The regional network (named «Red Norte de Televisión») was created in May 1977 —just a few months earlier, in December 1976, it had signed a relay agreement with Canal 13 to air its programs on a one-week delay in the case of Antofagasta — and one of its first successes was the broadcast of the first Teletón in 1978, which it aired entirely in color. On April 14, 1978, channel 3 of Antofagasta and 8 of Calama and Chuquicamata started airing the first four programs in color: Nocaut (boxing), Toqui (educational), El Fantástico Mundo del Deporte and Show Musical.

Canal 3 Antofagasta's signal expansion was planned in 1976 and started relaying its signal to Calama and Chuquicamata through channel 8 on January 9, 1977, and later to María Elena and Pedro de Valdivia in 1979 after test broadcasts which began in December 1978 —initially on channel 9 and later moving to channel 5—. Canal 3 Antofagasta recorded Cobreloa's soccer matches using a color camera sent by Codelco to the station.

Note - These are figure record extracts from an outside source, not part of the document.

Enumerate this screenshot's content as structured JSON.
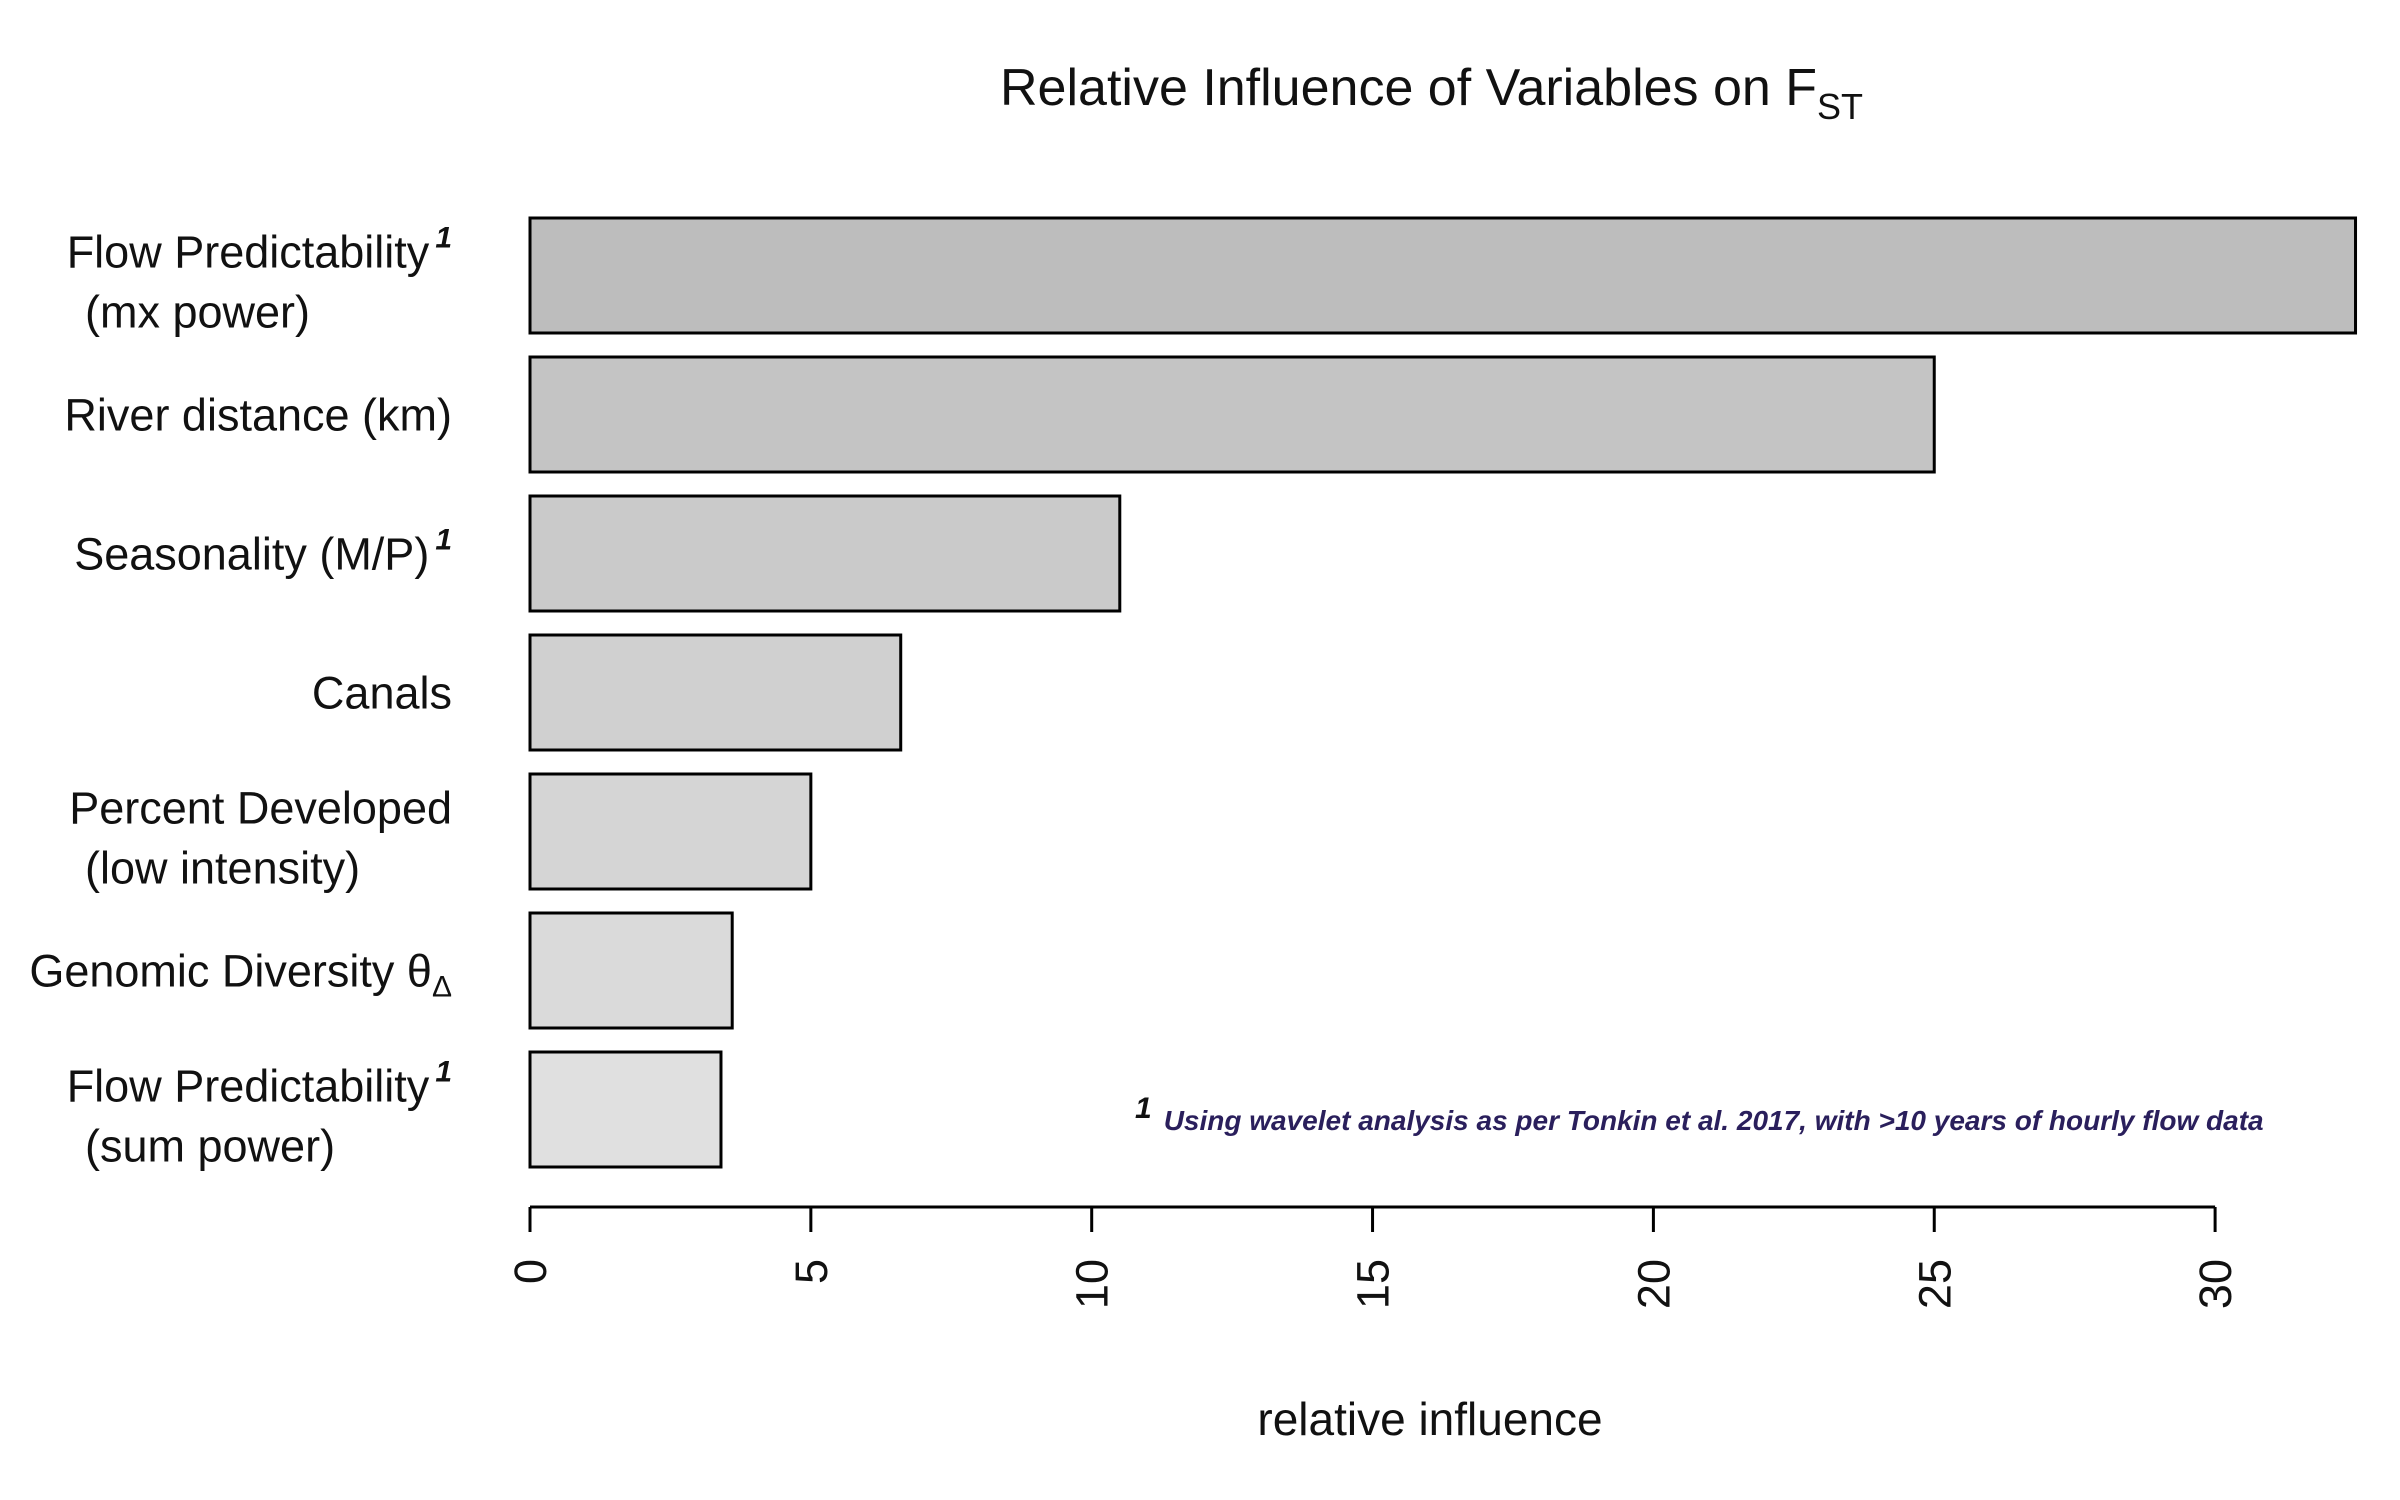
{
  "chart_data": {
    "type": "bar",
    "orientation": "horizontal",
    "title": "Relative Influence of Variables on F",
    "title_subscript": "ST",
    "xlabel": "relative influence",
    "ylabel": "",
    "xlim": [
      0,
      30
    ],
    "xticks": [
      0,
      5,
      10,
      15,
      20,
      25,
      30
    ],
    "grid": false,
    "categories": [
      {
        "line1": "Flow Predictability",
        "line1_sup": "1",
        "line1_sub": "",
        "line2": "(mx power)",
        "value": 32.5,
        "fill": "#bdbdbd"
      },
      {
        "line1": "River distance (km)",
        "line1_sup": "",
        "line1_sub": "",
        "line2": "",
        "value": 25.0,
        "fill": "#c4c4c4"
      },
      {
        "line1": "Seasonality (M/P)",
        "line1_sup": "1",
        "line1_sub": "",
        "line2": "",
        "value": 10.5,
        "fill": "#cacaca"
      },
      {
        "line1": "Canals",
        "line1_sup": "",
        "line1_sub": "",
        "line2": "",
        "value": 6.6,
        "fill": "#d0d0d0"
      },
      {
        "line1": "Percent Developed",
        "line1_sup": "",
        "line1_sub": "",
        "line2": "(low intensity)",
        "value": 5.0,
        "fill": "#d5d5d5"
      },
      {
        "line1": "Genomic Diversity θ",
        "line1_sup": "",
        "line1_sub": "Δ",
        "line2": "",
        "value": 3.6,
        "fill": "#dadada"
      },
      {
        "line1": "Flow Predictability",
        "line1_sup": "1",
        "line1_sub": "",
        "line2": "(sum power)",
        "value": 3.4,
        "fill": "#e0e0e0"
      }
    ],
    "footnote": {
      "marker": "1",
      "text": "Using wavelet analysis as per Tonkin et al. 2017, with >10 years of hourly flow data"
    }
  }
}
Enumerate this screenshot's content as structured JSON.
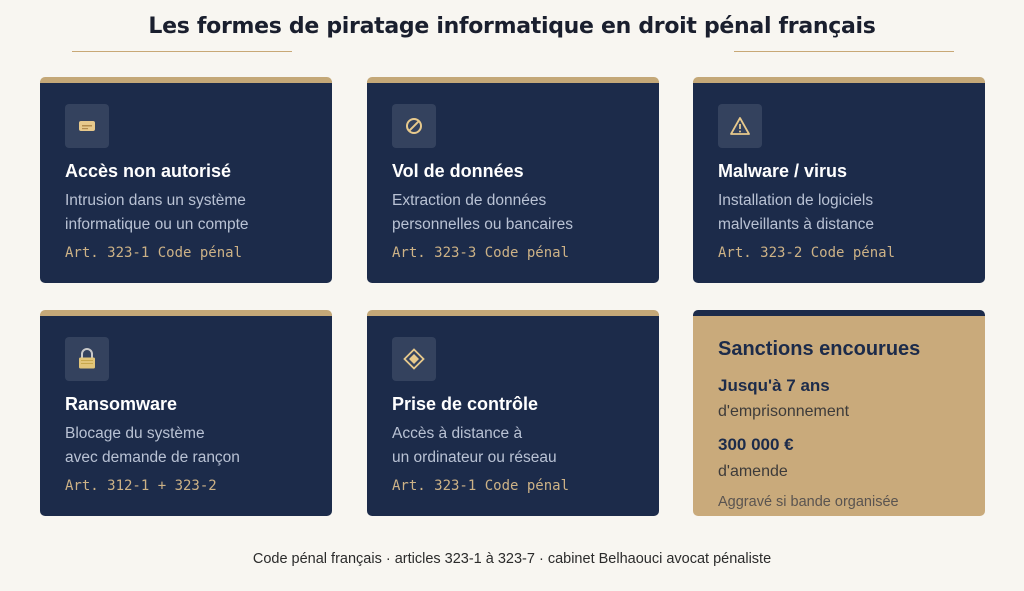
{
  "title": "Les formes de piratage informatique en droit pénal français",
  "cards": [
    {
      "icon": "keycard-icon",
      "title": "Accès non autorisé",
      "desc_line1": "Intrusion dans un système",
      "desc_line2": "informatique ou un compte",
      "law": "Art. 323-1 Code pénal"
    },
    {
      "icon": "prohibited-icon",
      "title": "Vol de données",
      "desc_line1": "Extraction de données",
      "desc_line2": "personnelles ou bancaires",
      "law": "Art. 323-3 Code pénal"
    },
    {
      "icon": "warning-icon",
      "title": "Malware / virus",
      "desc_line1": "Installation de logiciels",
      "desc_line2": "malveillants à distance",
      "law": "Art. 323-2 Code pénal"
    },
    {
      "icon": "lock-icon",
      "title": "Ransomware",
      "desc_line1": "Blocage du système",
      "desc_line2": "avec demande de rançon",
      "law": "Art. 312-1 + 323-2"
    },
    {
      "icon": "diamond-icon",
      "title": "Prise de contrôle",
      "desc_line1": "Accès à distance à",
      "desc_line2": "un ordinateur ou réseau",
      "law": "Art. 323-1 Code pénal"
    }
  ],
  "sanctions": {
    "title": "Sanctions encourues",
    "prison_value": "Jusqu'à 7 ans",
    "prison_label": "d'emprisonnement",
    "fine_value": "300 000 €",
    "fine_label": "d'amende",
    "note": "Aggravé si bande organisée"
  },
  "footer": "Code pénal français · articles 323-1 à 323-7 · cabinet Belhaouci avocat pénaliste",
  "colors": {
    "navy": "#1c2b4a",
    "gold": "#c4a878",
    "background": "#f8f6f1"
  }
}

=== Telenorte (1982–1998) ===
Telenorte Antofagasta expanded to Tocopilla on September 9, 1983, on channel 8, while in May 1984, its signal arrived to San Pedro de Atacama and Ollagüe (channel 12).

Telenorte Antofagasta shut down on January 16, 1998; three days after the station's headquarters shut down; the company changed its name from "Red de Televisión Universidad del Norte S.A." to simply "Telenorte S.A.", such act later caused the sale of the station's studios at Carrera 1625.